Much like how they want to encourage kids at a young age to get into science, Tommy's own journey started at a young age. She says her inspiration was her grandparents that patiently indulged her interests in watching documentaries as well as idolising educational kids show characters like Ms Frizzel from the Magic School Bus and buying as many Nation Geographic Kids magazines they could their hands on.
"Initiatives like the trading cards are a starting point in boosting science among children and making them more aware of our local researchers and career paths. As scientists, the onus also falls on us to make science accessible, visible, fun and most importantly a safe environment for anyone who pursues it," says Tommy.

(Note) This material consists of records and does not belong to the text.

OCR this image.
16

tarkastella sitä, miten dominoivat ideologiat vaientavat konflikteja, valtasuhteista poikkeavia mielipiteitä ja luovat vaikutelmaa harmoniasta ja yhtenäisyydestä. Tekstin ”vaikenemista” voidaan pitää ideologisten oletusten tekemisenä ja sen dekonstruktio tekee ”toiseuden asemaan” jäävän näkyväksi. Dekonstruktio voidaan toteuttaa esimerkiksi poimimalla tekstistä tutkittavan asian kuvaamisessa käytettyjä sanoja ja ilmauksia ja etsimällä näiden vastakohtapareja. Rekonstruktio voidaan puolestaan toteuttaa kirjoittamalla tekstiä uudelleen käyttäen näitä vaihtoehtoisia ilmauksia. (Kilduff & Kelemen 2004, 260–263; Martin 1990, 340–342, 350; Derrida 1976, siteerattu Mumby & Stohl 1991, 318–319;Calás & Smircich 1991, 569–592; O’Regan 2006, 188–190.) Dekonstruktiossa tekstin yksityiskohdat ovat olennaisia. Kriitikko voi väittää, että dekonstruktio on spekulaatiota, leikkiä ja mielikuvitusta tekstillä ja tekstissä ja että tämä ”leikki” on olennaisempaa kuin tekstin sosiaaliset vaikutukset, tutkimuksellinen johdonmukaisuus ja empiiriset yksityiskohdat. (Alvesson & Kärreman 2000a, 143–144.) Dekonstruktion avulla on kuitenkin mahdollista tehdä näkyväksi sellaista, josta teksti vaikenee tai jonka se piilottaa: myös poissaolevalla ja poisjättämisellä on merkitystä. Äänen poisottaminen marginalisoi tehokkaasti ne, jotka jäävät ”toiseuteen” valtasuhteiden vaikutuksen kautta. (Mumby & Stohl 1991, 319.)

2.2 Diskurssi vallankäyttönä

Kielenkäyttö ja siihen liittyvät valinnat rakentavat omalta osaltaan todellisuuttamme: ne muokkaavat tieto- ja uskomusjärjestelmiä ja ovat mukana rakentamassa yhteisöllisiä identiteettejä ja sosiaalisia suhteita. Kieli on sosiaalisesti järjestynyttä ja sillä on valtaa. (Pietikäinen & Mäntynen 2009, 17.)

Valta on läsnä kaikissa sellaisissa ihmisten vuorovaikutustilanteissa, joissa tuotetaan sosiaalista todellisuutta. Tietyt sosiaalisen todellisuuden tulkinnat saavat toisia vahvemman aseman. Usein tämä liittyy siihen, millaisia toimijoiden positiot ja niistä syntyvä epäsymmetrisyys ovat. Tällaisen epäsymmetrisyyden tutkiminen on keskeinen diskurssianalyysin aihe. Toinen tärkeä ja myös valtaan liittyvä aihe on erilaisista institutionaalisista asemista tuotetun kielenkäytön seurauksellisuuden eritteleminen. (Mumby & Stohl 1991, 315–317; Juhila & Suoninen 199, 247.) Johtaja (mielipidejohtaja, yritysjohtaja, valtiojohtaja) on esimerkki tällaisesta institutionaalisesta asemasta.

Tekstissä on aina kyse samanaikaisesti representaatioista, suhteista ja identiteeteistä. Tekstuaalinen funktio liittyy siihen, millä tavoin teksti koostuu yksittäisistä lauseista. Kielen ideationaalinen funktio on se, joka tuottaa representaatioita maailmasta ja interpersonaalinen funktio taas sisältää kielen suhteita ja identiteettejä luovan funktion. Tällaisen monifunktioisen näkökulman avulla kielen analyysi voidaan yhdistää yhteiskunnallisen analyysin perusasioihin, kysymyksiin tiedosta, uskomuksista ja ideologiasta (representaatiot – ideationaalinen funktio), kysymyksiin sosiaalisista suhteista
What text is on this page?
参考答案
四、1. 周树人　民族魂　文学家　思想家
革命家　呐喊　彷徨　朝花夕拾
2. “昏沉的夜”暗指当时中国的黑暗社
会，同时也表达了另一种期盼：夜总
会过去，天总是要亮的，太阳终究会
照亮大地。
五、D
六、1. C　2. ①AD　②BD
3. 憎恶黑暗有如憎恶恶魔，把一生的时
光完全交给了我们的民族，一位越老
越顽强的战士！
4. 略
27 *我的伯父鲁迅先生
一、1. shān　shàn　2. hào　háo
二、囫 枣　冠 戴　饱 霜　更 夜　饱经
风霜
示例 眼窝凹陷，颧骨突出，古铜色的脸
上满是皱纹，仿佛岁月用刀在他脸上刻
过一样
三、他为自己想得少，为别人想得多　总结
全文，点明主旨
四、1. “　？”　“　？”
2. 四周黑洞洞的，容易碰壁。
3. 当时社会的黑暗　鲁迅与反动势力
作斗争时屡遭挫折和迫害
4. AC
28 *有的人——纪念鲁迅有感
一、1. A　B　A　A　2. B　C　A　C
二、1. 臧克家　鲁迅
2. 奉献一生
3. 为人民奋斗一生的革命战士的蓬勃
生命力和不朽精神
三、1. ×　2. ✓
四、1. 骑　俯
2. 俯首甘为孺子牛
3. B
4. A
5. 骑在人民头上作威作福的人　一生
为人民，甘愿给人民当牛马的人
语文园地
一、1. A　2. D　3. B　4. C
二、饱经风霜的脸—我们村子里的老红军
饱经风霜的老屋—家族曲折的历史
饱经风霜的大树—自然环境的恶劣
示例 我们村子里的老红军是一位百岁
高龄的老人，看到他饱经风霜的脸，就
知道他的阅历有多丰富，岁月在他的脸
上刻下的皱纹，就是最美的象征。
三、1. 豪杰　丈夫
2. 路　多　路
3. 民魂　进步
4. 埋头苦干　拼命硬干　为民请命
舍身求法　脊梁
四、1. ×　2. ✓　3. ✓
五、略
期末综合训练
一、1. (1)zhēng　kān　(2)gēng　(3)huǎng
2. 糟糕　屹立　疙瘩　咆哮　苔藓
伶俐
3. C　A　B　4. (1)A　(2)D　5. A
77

"I believe that children (and anyone really) should be able to see themselves represented in spaces that interest them. It is also important that we show children as early as possible that anything is possible, no dream is farfetched and that there is a community waiting to embrace and support them."
Key to their success has been the illustrations of the superheroes which were initially drawn by illustrator Curtis Bonhomme and, more recently, four new additions to the league of science heroes drawn by Clyde Beech, one of the lead artists at Strika Entertainment, that works on the extremely popular soccer comic book, Supa Strikas and co-developer of Kwezi Comics, South Africa's first black superhero comic.
"I've always had a huge respect for science, scientists and the legacies they leave behind through their research and discoveries. I think I've always viewed them as super-heroes… I'm hoping that our small contribution can make science just a little more fun and accessible and get more kids, and adults, to become interested in the mechanics that make our world tick," says Beech.
For Beech, the real challenge was summing up a person's whole career into a single drawing.
"We wanted the characterisations of the scientists to feel like their own, so we had prompts like; their favourite colours, what they'd like their chest logo's to look like, accessories and of course capes or no capes! All I had to do was make sure their personalities shone through the art, that they were accurately represented," says Beech.
And as for the future of our new scientist superheroes collection? Yarrow wants to see them turned into a comic book series and create narratives to inspire even more superhero crazy kids to look to science for their future.
The trading cards and a variety of posters and information on each superheros' field of study can be found on the SuperScientists website.